Defense ends closing arguments in trial of the killing of Ahmaud Arbery

Demonstrators, who described themselves as members of the New Black Panther Party and the Lion of Judah Armed Forces, told CNN that they are there exercising their Second Amendment rights. 
Demonstrators, who described themselves as members of the New Black Panther Party and the Lion of Judah Armed Forces, told CNN that they are there exercising their Second Amendment rights.  (CNN)

While attorneys presented their closing arguments inside the courtroom, several groups who said they were there to support Ahmaud Arbery’s family gathered just outside the courthouse doors. 

Demonstrators, who described themselves as members of the New Black Panther Party and the Lion of Judah Armed Forces, told CNN that they are there exercising their Second Amendment rights. 

Some members of the crowd could be seen wearing body armor and carrying long guns. 

After the lunch break, defense attorney Kevin Gough motioned for a mistrial because of the situation outside the courthouse.
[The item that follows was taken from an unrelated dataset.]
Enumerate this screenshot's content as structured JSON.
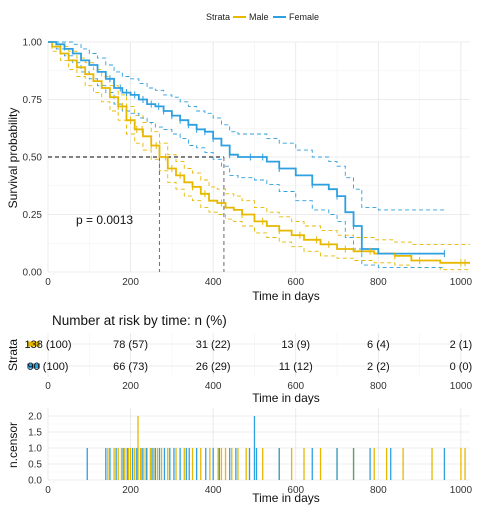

The judge denied the motion. 

A spokesperson for the Glynn County Unified Command, who declined to be named due to the sensitivity of the event, estimated the number of protesters gathered outside the courthouse to be between 70 and 80 people, a much smaller crowd than the nearly 500 people who gathered for a prayer vigil organized by the Rev. Al Sharpton last week. 
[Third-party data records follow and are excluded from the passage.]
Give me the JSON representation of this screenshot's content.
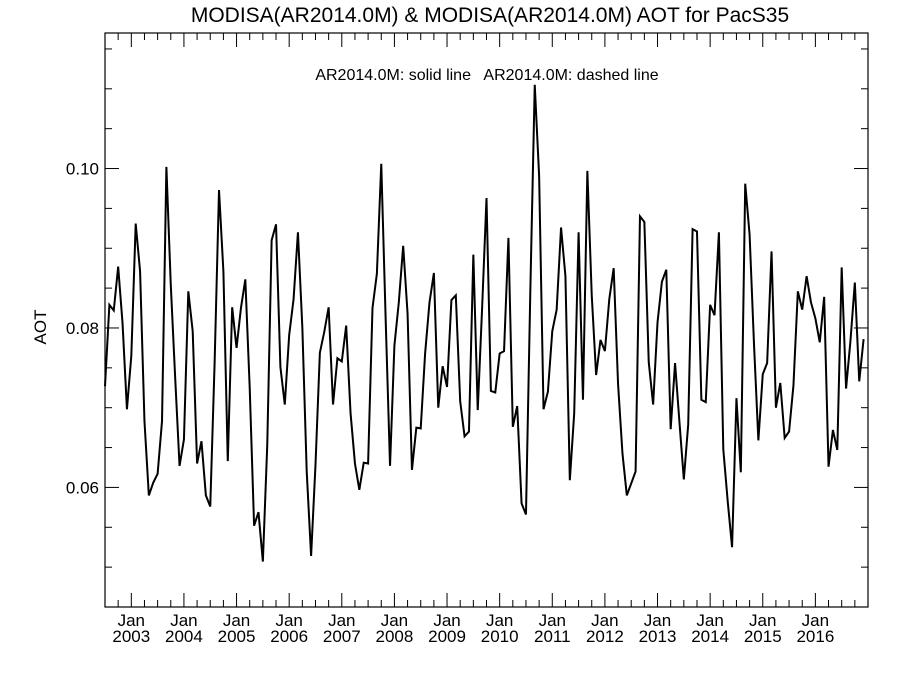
{
  "chart_data": {
    "type": "line",
    "title": "MODISA(AR2014.0M) & MODISA(AR2014.0M)  AOT for PacS35",
    "annotation": "AR2014.0M: solid line   AR2014.0M: dashed line",
    "ylabel": "AOT",
    "xlabel": "",
    "x_start": "2002-07",
    "x_end": "2017-01",
    "ylim": [
      0.045,
      0.117
    ],
    "yticks": [
      0.06,
      0.08,
      0.1
    ],
    "ytick_labels": [
      "0.06",
      "0.08",
      "0.10"
    ],
    "xtick_labels": [
      {
        "month": "Jan",
        "year": "2003",
        "date": "2003-01"
      },
      {
        "month": "Jan",
        "year": "2004",
        "date": "2004-01"
      },
      {
        "month": "Jan",
        "year": "2005",
        "date": "2005-01"
      },
      {
        "month": "Jan",
        "year": "2006",
        "date": "2006-01"
      },
      {
        "month": "Jan",
        "year": "2007",
        "date": "2007-01"
      },
      {
        "month": "Jan",
        "year": "2008",
        "date": "2008-01"
      },
      {
        "month": "Jan",
        "year": "2009",
        "date": "2009-01"
      },
      {
        "month": "Jan",
        "year": "2010",
        "date": "2010-01"
      },
      {
        "month": "Jan",
        "year": "2011",
        "date": "2011-01"
      },
      {
        "month": "Jan",
        "year": "2012",
        "date": "2012-01"
      },
      {
        "month": "Jan",
        "year": "2013",
        "date": "2013-01"
      },
      {
        "month": "Jan",
        "year": "2014",
        "date": "2014-01"
      },
      {
        "month": "Jan",
        "year": "2015",
        "date": "2015-01"
      },
      {
        "month": "Jan",
        "year": "2016",
        "date": "2016-01"
      }
    ],
    "grid": false,
    "series": [
      {
        "line_style": "solid",
        "color": "#000000",
        "x": [
          "2002-07",
          "2002-08",
          "2002-09",
          "2002-10",
          "2002-11",
          "2002-12",
          "2003-01",
          "2003-02",
          "2003-03",
          "2003-04",
          "2003-05",
          "2003-06",
          "2003-07",
          "2003-08",
          "2003-09",
          "2003-10",
          "2003-11",
          "2003-12",
          "2004-01",
          "2004-02",
          "2004-03",
          "2004-04",
          "2004-05",
          "2004-06",
          "2004-07",
          "2004-08",
          "2004-09",
          "2004-10",
          "2004-11",
          "2004-12",
          "2005-01",
          "2005-02",
          "2005-03",
          "2005-04",
          "2005-05",
          "2005-06",
          "2005-07",
          "2005-08",
          "2005-09",
          "2005-10",
          "2005-11",
          "2005-12",
          "2006-01",
          "2006-02",
          "2006-03",
          "2006-04",
          "2006-05",
          "2006-06",
          "2006-07",
          "2006-08",
          "2006-09",
          "2006-10",
          "2006-11",
          "2006-12",
          "2007-01",
          "2007-02",
          "2007-03",
          "2007-04",
          "2007-05",
          "2007-06",
          "2007-07",
          "2007-08",
          "2007-09",
          "2007-10",
          "2007-11",
          "2007-12",
          "2008-01",
          "2008-02",
          "2008-03",
          "2008-04",
          "2008-05",
          "2008-06",
          "2008-07",
          "2008-08",
          "2008-09",
          "2008-10",
          "2008-11",
          "2008-12",
          "2009-01",
          "2009-02",
          "2009-03",
          "2009-04",
          "2009-05",
          "2009-06",
          "2009-07",
          "2009-08",
          "2009-09",
          "2009-10",
          "2009-11",
          "2009-12",
          "2010-01",
          "2010-02",
          "2010-03",
          "2010-04",
          "2010-05",
          "2010-06",
          "2010-07",
          "2010-08",
          "2010-09",
          "2010-10",
          "2010-11",
          "2010-12",
          "2011-01",
          "2011-02",
          "2011-03",
          "2011-04",
          "2011-05",
          "2011-06",
          "2011-07",
          "2011-08",
          "2011-09",
          "2011-10",
          "2011-11",
          "2011-12",
          "2012-01",
          "2012-02",
          "2012-03",
          "2012-04",
          "2012-05",
          "2012-06",
          "2012-07",
          "2012-08",
          "2012-09",
          "2012-10",
          "2012-11",
          "2012-12",
          "2013-01",
          "2013-02",
          "2013-03",
          "2013-04",
          "2013-05",
          "2013-06",
          "2013-07",
          "2013-08",
          "2013-09",
          "2013-10",
          "2013-11",
          "2013-12",
          "2014-01",
          "2014-02",
          "2014-03",
          "2014-04",
          "2014-05",
          "2014-06",
          "2014-07",
          "2014-08",
          "2014-09",
          "2014-10",
          "2014-11",
          "2014-12",
          "2015-01",
          "2015-02",
          "2015-03",
          "2015-04",
          "2015-05",
          "2015-06",
          "2015-07",
          "2015-08",
          "2015-09",
          "2015-10",
          "2015-11",
          "2015-12",
          "2016-01",
          "2016-02",
          "2016-03",
          "2016-04",
          "2016-05",
          "2016-06",
          "2016-07",
          "2016-08",
          "2016-09",
          "2016-10",
          "2016-11",
          "2016-12"
        ],
        "y": [
          0.0727,
          0.0829,
          0.0822,
          0.0877,
          0.0806,
          0.0698,
          0.0765,
          0.0931,
          0.0871,
          0.0683,
          0.059,
          0.0606,
          0.0617,
          0.0683,
          0.1002,
          0.0854,
          0.0738,
          0.0627,
          0.066,
          0.0846,
          0.0796,
          0.063,
          0.0658,
          0.059,
          0.0576,
          0.0757,
          0.0973,
          0.0871,
          0.0633,
          0.0826,
          0.0775,
          0.0825,
          0.0861,
          0.0725,
          0.0552,
          0.0569,
          0.0507,
          0.0653,
          0.091,
          0.093,
          0.0751,
          0.0704,
          0.0791,
          0.0836,
          0.092,
          0.0801,
          0.062,
          0.0514,
          0.0628,
          0.0769,
          0.0795,
          0.0826,
          0.0704,
          0.0762,
          0.0758,
          0.0803,
          0.0693,
          0.063,
          0.0597,
          0.0631,
          0.063,
          0.0825,
          0.0868,
          0.1006,
          0.0812,
          0.0627,
          0.0778,
          0.0832,
          0.0903,
          0.0818,
          0.0622,
          0.0675,
          0.0674,
          0.0768,
          0.0832,
          0.0869,
          0.07,
          0.0752,
          0.0726,
          0.0835,
          0.0841,
          0.0708,
          0.0664,
          0.067,
          0.0892,
          0.0697,
          0.0825,
          0.0963,
          0.0721,
          0.0719,
          0.0768,
          0.0771,
          0.0913,
          0.0676,
          0.0702,
          0.058,
          0.0566,
          0.0848,
          0.1105,
          0.0991,
          0.0698,
          0.072,
          0.0796,
          0.0823,
          0.0926,
          0.0865,
          0.0609,
          0.0693,
          0.092,
          0.071,
          0.0997,
          0.0841,
          0.0741,
          0.0785,
          0.0771,
          0.0836,
          0.0875,
          0.073,
          0.0643,
          0.059,
          0.0605,
          0.062,
          0.094,
          0.0933,
          0.0757,
          0.0704,
          0.0807,
          0.0858,
          0.0873,
          0.0673,
          0.0756,
          0.0682,
          0.061,
          0.0679,
          0.0924,
          0.0921,
          0.071,
          0.0707,
          0.0829,
          0.0816,
          0.092,
          0.0648,
          0.0583,
          0.0525,
          0.0712,
          0.0619,
          0.0981,
          0.0917,
          0.078,
          0.0659,
          0.0742,
          0.0756,
          0.0896,
          0.07,
          0.0731,
          0.0662,
          0.067,
          0.0728,
          0.0846,
          0.0823,
          0.0865,
          0.0832,
          0.0812,
          0.0782,
          0.0839,
          0.0626,
          0.0672,
          0.0647,
          0.0876,
          0.0724,
          0.0784,
          0.0857,
          0.0733,
          0.0786
        ]
      }
    ]
  }
}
“Nothing to suggest at this point that they will see anything other than peaceful protests,” the spokesperson said, adding, “We have plans in place if resources are needed.” 
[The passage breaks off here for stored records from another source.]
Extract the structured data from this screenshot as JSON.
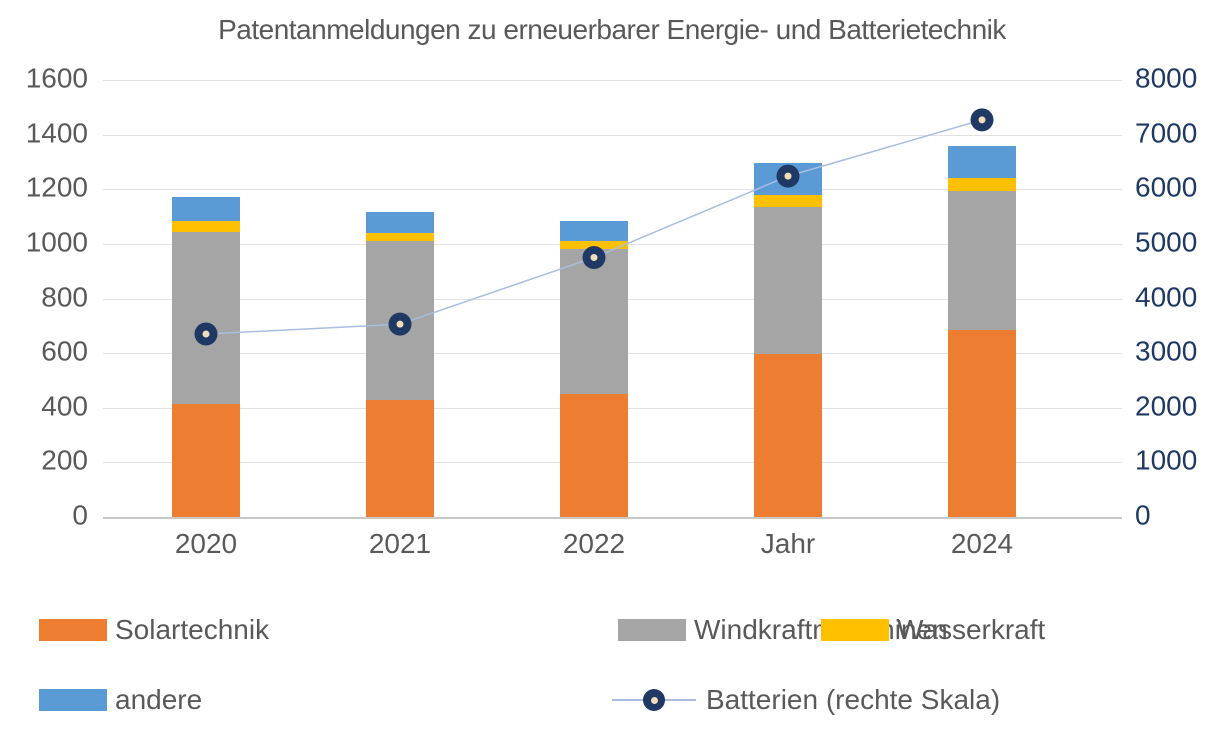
{
  "title": "Patentanmeldungen zu erneuerbarer Energie- und Batterietechnik",
  "chart_data": {
    "type": "bar",
    "subtype": "stacked-bar-with-line-overlay",
    "title": "Patentanmeldungen zu erneuerbarer Energie- und Batterietechnik",
    "categories": [
      "2020",
      "2021",
      "2022",
      "Jahr",
      "2024"
    ],
    "series": [
      {
        "name": "Solartechnik",
        "type": "bar",
        "axis": "left",
        "color": "#ED7D31",
        "values": [
          415,
          430,
          450,
          595,
          685
        ]
      },
      {
        "name": "Windkraftmaschinen",
        "type": "bar",
        "axis": "left",
        "color": "#A5A5A5",
        "values": [
          630,
          580,
          530,
          540,
          510
        ]
      },
      {
        "name": "Wasserkraft",
        "type": "bar",
        "axis": "left",
        "color": "#FFC000",
        "values": [
          40,
          30,
          30,
          45,
          45
        ]
      },
      {
        "name": "andere",
        "type": "bar",
        "axis": "left",
        "color": "#5B9BD5",
        "values": [
          85,
          75,
          75,
          115,
          120
        ]
      },
      {
        "name": "Batterien (rechte Skala)",
        "type": "line",
        "axis": "right",
        "color": "#1F3864",
        "line_color": "#A9BDE0",
        "marker_center_color": "#F1DDB9",
        "values": [
          3350,
          3530,
          4750,
          6240,
          7270
        ]
      }
    ],
    "left_axis": {
      "min": 0,
      "max": 1600,
      "step": 200,
      "tick_labels": [
        "0",
        "200",
        "400",
        "600",
        "800",
        "1000",
        "1200",
        "1400",
        "1600"
      ],
      "color": "#595959"
    },
    "right_axis": {
      "min": 0,
      "max": 8000,
      "step": 1000,
      "tick_labels": [
        "0",
        "1000",
        "2000",
        "3000",
        "4000",
        "5000",
        "6000",
        "7000",
        "8000"
      ],
      "color": "#1F3864"
    },
    "grid": true,
    "gridline_color": "#E2E2E2",
    "axis_line_color": "#C9C7C7",
    "text_color": "#595959",
    "legend_position": "bottom"
  }
}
As they departed the courthouse for lunch, members of the defense teams for all three defendants could be seen talking to some of the protesters with guns.  

A rally is expected later this afternoon around the perimeter of the courthouse, according to a spokesperson for the Lion of Judah Armed Forces who told CNN that they are in Brunswick “out of love” and “standing in solidarity” with the Arbery family. 

An art installation in the shape of a casket with the names of Black people who have been killed in incidents involving police violence was also placed outside the courthouse. Malik Barlow, a marketing consultant speaking for artist Darrell Kelley, said the casket is a “metaphor,” and a way for the artist to exercise his First Amendment rights.